Wednesday, October 9, 2024

Leadership Accountability Builds Trust in the Workplace

 



Building trust in any relationship is not easy and takes time, including the employee-leader relationship. Trust may seem like a catch-all term, but it has a definite meaning. In your organization, the level of trust your employees have in their supervisors, managers, and executives can determine whether leadership faces a union organizing campaign, maximize employee productivity, communicate effectively with the workforce, get innovation from employees, and deliver many other benefits. Trust is built through leadership accountability, and leadership accountability is essential to building a positive organizational culture.

Revisiting the Principal of Leadership Trust

Trust is an emotion-based feeling, but its expression is measurable. Trust is an essential element of positive employee relations and employee engagement. Psychologists define trust in various ways, but it is reflected in a set of beliefs and behaviors. Behaviors include acting in a way that shows dependence on someone else, believing a person will act in a certain manner or is dependable, and feeling confident that someone cares. The behaviors reflect an internal thought process and have an emotional dimension. Trust is a positive emotion, and mistrust is a negative one that, cognitively speaking, is like the emotions of dislike and fear.

Trust in the workplace in leaders and their team members is always important, especially during times of continuous disruption like today's business environment conditions. Successful crisis management and change management are successful only when employees and leaders trust each other to make changes, take risks, and express themselves honestly. Trust lowers the stress level, too, because employees believe their leaders will always look out for their best interests. Even if difficult decisions must be made, like layoffs, trust drives a belief the leaders will act fairly and take responsibility for their actions.

Trust may be an emotion, but leadership accountability is based on behaviors or actions. Trust is earned. It's never a given and should never be assumed. The 2022 Edelman Trust Barometer special report found that 79 percent of employees trust their coworkers more than they trust their manager, head of Human Resources, and the CEO. This has serious implications.

For example, you are implementing a change initiative that affects the design of jobs or presenting the company's position on unions after finding signs of union activity. If employees trust coworkers more, they are the people whom employees will turn to for advice, information, and guidance. Without trust, teamwork won't flourish, and leaders will struggle to succeed because communication is ineffective. That's how important trust in the workplace is for people and the organization as a whole.






What is Leadership Accountability?

Leadership accountability is defined in different ways. The simplest definition is the act of holding oneself accountable to others, but that simple definition doesn't explore the depths of accountability and authenticity.
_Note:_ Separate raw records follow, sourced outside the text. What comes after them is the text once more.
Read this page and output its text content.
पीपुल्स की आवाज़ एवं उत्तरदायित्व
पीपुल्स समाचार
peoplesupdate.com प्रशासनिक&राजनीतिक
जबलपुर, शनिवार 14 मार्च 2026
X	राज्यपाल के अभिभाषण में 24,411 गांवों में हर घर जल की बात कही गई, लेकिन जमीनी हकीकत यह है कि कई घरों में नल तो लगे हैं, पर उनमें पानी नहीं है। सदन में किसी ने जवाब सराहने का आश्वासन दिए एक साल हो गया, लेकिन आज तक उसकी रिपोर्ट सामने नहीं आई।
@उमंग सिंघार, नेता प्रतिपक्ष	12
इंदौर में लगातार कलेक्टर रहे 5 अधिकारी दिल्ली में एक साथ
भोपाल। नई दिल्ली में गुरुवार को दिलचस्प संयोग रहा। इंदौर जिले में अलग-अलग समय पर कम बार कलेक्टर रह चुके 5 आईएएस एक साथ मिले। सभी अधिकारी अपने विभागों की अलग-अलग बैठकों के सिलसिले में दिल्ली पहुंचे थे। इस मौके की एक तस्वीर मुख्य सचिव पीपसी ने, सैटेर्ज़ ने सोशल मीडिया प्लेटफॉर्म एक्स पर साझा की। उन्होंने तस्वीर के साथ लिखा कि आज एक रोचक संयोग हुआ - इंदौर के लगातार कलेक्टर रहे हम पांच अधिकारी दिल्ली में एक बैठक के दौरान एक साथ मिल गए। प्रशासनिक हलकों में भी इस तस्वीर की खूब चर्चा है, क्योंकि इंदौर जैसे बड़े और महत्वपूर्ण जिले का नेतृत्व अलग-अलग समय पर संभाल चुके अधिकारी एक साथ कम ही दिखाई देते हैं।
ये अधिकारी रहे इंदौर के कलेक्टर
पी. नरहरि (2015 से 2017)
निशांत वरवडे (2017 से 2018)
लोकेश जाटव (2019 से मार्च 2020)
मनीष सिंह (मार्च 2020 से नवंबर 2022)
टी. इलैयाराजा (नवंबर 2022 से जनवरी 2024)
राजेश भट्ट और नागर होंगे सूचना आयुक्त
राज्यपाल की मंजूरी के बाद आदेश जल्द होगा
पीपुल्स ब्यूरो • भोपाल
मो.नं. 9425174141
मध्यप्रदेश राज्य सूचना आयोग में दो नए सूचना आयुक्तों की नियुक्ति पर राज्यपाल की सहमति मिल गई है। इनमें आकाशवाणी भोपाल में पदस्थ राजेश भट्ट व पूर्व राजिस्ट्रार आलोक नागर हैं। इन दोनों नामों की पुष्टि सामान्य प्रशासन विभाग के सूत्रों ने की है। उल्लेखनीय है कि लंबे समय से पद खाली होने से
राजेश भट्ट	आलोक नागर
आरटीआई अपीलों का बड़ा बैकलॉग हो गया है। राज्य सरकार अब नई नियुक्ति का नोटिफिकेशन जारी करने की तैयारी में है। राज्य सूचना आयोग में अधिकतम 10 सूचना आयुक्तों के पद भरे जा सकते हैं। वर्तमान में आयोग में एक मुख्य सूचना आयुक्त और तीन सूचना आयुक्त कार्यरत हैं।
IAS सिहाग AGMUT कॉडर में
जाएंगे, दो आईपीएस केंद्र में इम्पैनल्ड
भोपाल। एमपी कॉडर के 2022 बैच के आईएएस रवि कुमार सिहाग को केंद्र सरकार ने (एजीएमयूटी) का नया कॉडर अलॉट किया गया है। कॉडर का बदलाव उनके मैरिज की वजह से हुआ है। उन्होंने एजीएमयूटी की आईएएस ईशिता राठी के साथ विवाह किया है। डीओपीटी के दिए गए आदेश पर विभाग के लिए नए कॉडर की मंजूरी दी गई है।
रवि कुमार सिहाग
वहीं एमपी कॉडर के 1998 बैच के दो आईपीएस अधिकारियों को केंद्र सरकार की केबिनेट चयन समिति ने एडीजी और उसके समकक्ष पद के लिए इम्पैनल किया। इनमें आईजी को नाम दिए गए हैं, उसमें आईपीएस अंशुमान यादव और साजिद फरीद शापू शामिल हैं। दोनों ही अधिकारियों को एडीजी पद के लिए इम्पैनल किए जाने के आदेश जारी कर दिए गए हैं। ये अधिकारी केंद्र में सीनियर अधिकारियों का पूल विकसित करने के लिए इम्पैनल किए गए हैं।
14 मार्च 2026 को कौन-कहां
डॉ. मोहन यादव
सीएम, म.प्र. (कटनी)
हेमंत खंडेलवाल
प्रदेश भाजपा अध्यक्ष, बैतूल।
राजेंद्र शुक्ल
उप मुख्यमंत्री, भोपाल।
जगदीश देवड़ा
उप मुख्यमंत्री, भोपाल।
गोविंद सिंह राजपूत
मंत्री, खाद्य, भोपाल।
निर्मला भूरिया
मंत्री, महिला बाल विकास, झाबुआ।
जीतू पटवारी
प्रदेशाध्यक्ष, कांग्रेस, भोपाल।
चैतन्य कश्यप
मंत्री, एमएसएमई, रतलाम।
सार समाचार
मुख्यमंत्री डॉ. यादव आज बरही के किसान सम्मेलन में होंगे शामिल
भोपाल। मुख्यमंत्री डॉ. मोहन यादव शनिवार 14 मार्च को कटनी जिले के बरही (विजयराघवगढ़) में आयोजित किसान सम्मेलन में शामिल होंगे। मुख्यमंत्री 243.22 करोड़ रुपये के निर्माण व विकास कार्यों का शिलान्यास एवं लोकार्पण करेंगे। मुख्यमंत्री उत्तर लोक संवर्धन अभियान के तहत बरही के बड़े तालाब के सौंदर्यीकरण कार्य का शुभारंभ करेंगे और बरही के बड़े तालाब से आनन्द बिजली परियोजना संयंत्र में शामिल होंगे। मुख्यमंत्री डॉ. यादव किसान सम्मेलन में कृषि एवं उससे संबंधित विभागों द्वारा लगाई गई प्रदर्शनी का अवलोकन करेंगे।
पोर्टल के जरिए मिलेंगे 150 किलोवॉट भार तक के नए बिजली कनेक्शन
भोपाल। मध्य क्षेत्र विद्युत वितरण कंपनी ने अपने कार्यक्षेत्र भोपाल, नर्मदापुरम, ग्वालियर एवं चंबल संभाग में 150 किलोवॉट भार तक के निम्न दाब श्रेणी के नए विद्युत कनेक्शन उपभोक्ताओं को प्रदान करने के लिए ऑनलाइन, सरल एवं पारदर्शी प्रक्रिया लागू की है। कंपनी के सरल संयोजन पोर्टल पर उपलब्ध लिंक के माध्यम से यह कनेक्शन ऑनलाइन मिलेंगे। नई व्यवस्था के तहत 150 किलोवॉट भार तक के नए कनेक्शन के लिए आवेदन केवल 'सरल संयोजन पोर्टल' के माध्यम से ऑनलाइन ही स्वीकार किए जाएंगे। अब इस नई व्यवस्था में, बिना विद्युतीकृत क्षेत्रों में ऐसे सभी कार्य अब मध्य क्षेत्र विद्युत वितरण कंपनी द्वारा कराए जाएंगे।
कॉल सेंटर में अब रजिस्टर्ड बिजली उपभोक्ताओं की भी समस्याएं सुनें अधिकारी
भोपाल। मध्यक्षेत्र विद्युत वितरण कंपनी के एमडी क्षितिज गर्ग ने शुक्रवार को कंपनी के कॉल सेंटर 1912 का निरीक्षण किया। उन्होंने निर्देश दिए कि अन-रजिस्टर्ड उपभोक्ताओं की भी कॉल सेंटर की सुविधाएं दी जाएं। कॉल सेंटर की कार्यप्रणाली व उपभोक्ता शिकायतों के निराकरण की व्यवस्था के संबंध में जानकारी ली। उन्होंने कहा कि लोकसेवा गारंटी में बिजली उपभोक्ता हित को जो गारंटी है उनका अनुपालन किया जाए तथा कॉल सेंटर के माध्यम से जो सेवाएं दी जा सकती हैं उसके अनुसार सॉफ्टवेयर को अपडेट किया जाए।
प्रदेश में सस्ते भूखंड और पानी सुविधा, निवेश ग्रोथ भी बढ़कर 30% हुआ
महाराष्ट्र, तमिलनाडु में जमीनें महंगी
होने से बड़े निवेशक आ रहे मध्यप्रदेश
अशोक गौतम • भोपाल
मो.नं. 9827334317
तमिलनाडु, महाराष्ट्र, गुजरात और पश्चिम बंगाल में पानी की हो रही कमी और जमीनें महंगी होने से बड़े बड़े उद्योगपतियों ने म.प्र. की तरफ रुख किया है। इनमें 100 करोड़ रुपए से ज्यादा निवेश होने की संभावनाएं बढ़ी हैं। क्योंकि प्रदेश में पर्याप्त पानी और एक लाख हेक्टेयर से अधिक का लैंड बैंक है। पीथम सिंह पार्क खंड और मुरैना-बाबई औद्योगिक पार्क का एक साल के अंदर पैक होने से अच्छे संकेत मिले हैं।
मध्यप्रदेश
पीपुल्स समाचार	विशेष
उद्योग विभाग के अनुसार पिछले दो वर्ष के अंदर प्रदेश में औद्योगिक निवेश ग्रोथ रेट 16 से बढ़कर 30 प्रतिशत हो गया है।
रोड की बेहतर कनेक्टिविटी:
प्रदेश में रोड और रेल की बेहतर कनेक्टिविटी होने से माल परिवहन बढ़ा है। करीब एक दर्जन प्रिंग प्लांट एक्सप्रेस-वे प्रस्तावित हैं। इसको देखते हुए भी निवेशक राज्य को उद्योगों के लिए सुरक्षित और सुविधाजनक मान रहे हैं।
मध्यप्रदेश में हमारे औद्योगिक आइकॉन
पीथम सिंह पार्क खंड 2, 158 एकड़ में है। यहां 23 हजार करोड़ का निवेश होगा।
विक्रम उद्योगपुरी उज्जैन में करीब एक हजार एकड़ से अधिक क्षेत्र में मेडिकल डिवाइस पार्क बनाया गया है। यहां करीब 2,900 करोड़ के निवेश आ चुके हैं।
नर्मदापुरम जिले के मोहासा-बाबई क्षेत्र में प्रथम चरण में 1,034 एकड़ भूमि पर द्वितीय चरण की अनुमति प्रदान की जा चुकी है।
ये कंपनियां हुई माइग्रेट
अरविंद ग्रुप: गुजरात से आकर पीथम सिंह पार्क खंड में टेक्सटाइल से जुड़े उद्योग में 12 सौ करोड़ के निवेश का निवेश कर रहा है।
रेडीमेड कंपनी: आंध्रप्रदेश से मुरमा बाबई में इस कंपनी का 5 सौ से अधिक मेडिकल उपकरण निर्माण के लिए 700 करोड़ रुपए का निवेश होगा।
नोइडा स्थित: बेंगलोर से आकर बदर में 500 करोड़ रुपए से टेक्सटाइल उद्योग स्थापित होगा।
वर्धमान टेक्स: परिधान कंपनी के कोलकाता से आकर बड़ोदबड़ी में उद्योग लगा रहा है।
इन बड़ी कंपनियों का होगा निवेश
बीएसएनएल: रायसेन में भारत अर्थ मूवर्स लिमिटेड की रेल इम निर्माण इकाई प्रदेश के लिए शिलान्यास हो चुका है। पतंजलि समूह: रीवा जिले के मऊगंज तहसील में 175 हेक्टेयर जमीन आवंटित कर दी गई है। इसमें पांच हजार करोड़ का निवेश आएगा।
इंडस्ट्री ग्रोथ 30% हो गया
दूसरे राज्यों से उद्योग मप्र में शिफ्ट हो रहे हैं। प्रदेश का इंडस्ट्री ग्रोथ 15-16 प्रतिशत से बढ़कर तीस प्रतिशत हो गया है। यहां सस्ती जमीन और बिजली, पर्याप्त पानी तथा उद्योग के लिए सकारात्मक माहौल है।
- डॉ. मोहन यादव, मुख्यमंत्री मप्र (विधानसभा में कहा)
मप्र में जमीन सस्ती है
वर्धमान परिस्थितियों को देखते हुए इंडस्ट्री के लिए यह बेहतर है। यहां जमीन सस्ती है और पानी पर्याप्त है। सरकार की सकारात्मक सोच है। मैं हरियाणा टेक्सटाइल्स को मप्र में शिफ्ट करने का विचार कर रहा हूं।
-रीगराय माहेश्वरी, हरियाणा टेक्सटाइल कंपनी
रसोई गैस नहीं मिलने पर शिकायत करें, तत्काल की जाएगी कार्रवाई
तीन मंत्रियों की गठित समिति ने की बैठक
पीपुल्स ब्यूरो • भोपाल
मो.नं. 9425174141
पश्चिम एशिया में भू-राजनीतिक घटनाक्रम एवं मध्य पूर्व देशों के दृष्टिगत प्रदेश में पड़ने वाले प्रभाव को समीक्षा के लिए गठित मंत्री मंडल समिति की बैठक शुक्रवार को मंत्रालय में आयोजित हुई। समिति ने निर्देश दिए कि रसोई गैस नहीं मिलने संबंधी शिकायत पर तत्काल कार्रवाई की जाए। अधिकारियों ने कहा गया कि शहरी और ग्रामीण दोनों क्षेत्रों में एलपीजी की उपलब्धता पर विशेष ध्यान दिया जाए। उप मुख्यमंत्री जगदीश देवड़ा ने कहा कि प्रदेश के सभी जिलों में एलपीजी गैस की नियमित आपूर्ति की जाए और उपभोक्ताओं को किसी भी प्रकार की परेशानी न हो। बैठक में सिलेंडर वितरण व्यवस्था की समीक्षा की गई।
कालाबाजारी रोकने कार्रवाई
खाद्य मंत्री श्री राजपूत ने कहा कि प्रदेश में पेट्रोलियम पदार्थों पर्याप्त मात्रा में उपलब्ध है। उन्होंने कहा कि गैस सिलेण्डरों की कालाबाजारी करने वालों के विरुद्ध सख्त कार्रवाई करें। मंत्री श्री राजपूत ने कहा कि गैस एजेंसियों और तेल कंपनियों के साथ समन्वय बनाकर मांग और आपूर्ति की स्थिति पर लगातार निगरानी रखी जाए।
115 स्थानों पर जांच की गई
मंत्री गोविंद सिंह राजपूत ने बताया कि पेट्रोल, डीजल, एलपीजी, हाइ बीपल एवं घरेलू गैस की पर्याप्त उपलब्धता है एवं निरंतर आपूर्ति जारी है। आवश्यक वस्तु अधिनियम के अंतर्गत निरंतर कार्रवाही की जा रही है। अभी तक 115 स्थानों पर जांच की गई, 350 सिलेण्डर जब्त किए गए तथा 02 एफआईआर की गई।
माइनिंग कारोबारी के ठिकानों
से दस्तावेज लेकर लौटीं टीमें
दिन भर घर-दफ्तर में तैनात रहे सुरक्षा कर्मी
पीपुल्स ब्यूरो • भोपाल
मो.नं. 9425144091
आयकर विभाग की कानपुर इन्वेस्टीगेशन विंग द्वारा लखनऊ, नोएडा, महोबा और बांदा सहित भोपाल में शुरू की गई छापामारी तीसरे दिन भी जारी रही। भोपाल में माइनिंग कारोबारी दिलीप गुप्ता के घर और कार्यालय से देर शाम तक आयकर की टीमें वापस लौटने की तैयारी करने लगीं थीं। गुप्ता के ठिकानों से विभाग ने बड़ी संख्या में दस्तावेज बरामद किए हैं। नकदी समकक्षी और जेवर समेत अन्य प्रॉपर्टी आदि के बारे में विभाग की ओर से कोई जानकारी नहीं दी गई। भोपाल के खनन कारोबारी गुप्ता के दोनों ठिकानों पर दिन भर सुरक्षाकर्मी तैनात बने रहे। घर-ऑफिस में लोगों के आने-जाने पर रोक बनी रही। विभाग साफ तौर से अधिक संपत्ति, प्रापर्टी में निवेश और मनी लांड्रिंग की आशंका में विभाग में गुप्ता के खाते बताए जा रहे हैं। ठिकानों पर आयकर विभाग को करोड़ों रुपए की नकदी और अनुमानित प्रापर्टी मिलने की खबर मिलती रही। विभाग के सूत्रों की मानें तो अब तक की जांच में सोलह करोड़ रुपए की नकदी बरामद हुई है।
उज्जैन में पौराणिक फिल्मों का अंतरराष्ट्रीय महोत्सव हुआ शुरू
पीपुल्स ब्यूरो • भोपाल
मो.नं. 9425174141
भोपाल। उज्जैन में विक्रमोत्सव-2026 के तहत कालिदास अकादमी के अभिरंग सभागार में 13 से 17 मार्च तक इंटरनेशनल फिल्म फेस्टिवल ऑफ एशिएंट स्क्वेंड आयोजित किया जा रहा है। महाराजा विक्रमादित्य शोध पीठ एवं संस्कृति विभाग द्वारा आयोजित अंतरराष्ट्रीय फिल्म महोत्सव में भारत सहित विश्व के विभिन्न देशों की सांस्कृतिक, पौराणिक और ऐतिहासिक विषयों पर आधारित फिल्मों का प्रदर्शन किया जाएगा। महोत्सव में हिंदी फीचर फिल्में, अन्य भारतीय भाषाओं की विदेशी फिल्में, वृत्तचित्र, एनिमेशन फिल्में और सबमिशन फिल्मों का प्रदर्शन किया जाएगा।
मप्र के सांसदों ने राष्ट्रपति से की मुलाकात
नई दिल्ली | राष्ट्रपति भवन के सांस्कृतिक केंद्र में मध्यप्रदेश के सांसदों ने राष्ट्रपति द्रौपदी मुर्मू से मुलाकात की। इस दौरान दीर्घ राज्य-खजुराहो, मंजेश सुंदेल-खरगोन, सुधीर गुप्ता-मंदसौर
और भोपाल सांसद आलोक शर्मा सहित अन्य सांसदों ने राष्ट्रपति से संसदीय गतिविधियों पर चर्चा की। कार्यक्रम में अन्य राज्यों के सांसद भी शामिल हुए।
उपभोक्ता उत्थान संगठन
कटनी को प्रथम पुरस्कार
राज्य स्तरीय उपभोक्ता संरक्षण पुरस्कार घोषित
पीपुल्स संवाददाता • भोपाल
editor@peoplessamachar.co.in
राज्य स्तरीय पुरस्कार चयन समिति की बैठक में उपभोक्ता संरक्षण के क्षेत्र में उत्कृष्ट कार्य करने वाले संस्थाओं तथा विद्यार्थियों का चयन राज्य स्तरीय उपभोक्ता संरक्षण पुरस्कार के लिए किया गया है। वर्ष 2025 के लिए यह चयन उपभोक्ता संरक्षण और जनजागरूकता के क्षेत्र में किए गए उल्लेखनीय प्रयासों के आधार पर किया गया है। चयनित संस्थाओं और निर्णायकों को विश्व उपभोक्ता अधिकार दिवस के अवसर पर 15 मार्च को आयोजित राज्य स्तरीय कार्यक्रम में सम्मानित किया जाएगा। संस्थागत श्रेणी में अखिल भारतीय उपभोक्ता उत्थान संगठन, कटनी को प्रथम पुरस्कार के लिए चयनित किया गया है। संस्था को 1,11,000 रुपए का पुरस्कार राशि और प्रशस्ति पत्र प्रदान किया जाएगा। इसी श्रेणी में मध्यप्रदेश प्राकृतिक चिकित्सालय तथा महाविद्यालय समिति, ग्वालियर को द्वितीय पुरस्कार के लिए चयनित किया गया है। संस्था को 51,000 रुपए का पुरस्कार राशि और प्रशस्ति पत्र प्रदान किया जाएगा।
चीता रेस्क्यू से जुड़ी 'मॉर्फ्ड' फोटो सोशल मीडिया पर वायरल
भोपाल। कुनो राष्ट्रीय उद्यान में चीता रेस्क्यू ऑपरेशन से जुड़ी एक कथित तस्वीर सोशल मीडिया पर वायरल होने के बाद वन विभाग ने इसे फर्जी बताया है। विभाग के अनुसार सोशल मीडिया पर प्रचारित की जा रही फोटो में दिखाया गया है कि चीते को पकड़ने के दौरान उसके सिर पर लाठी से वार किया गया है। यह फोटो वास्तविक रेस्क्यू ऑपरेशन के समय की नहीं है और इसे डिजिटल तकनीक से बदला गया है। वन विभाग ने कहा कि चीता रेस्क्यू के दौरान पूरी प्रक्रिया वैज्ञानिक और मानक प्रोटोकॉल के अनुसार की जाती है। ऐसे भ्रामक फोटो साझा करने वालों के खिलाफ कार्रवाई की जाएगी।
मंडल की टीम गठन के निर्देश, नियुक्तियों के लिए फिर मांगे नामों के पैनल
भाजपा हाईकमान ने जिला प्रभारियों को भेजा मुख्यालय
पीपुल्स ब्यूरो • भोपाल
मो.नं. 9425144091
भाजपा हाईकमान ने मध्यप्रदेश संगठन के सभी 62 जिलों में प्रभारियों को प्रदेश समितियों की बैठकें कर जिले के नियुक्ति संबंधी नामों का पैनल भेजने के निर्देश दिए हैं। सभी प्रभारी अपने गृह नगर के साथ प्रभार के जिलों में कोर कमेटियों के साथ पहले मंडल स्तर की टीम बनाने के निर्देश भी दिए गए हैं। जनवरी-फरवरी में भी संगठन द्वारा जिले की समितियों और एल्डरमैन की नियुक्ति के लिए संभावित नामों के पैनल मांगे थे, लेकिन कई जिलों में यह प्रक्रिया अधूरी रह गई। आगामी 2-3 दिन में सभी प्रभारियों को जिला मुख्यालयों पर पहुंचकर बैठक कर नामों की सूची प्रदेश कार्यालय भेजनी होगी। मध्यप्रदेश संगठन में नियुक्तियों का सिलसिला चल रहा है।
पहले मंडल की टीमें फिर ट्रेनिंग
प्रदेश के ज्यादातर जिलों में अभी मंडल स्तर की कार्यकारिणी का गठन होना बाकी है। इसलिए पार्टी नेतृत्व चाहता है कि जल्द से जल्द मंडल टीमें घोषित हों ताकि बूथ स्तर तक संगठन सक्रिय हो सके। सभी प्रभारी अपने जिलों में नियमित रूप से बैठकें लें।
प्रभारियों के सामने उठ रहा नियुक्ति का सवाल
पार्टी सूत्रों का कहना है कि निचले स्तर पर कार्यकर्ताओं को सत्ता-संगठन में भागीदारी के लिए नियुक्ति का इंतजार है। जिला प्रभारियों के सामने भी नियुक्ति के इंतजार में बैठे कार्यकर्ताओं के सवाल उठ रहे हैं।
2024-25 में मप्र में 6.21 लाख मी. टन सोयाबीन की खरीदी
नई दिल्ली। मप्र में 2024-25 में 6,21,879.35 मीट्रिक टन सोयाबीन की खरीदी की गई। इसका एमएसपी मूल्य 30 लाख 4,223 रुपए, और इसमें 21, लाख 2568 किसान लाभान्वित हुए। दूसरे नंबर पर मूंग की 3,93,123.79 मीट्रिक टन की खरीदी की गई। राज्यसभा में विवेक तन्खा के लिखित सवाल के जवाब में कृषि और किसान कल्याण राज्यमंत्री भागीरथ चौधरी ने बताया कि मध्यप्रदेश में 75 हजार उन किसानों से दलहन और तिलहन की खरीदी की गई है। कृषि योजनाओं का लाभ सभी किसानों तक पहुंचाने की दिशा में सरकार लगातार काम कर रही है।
As leadership coach Tom Hanson wrote, "Creating a culture of integrity and accountability not only improves effectiveness, it also generates a respectful, enjoyable, and life-giving setting in which to work." Leadership accountability doesn't work in a vacuum, and trust is not blind.

The principle of leadership accountability embraces the workplace culture, communication, leadership style and skills, personal characteristics, and organizational mission, goals, and processes. The reason is simple: Accepting responsibility for leadership behaviors occurs within the organizational setting and involves people – employees, peers, professional colleagues, customers, and other stakeholders.

Trustworthy and accountable leadership doesn't make decisions in a void without input from others. They meet challenges and own the process for finding solutions and results. The results may be neutral, positive, or negative. Let's face it; everyone has known managers who accept responsibility for successes but quickly shift the blame to other people or circumstances. They refuse personal accountability for negative results, team mistakes, missing deadlines, or not meeting goals. This kind of leadership behavior hurts the organization's culture when leaders are not accountable for their decisions.

The interesting thing is that leadership accountability can supports positive organizational culture, and your organization's culture should support leadership accountability. Leadership development can cultivate leaders who accept responsibility for their decisions and actions and will strengthen the culture through their behaviors. This is true for any workplace model.

Since the pandemic started, there has been a shift with more employees working remotely full-time or 2-3 days a week. When the remote workplace model was instituted, some remote workers became "islands" because their supervisors or managers were unfamiliar with maintaining leadership accountability with team members working in different locations. The managers and supervisors were uncertain about communication processes, setting new expectations for work performance, and so on. As employers adopt various workplace models, leadership training on accountability focuses on helping leaders apply leadership accountability principles by adapting actions to the workplace model.

For example, accountable leaders still assign tasks, but they establish a new communication system so team members can continue collaborating as a remote or hybrid team. They set goals and clear expectations for the delivery of work but establish systems for two-way feedback and submitting work that is acknowledged. Leaders do daily check-ins to replace the ability to stop by employee desks or visit work locations.

Leadership accountability requires managers to be flexible as they accept responsibility for their decisions.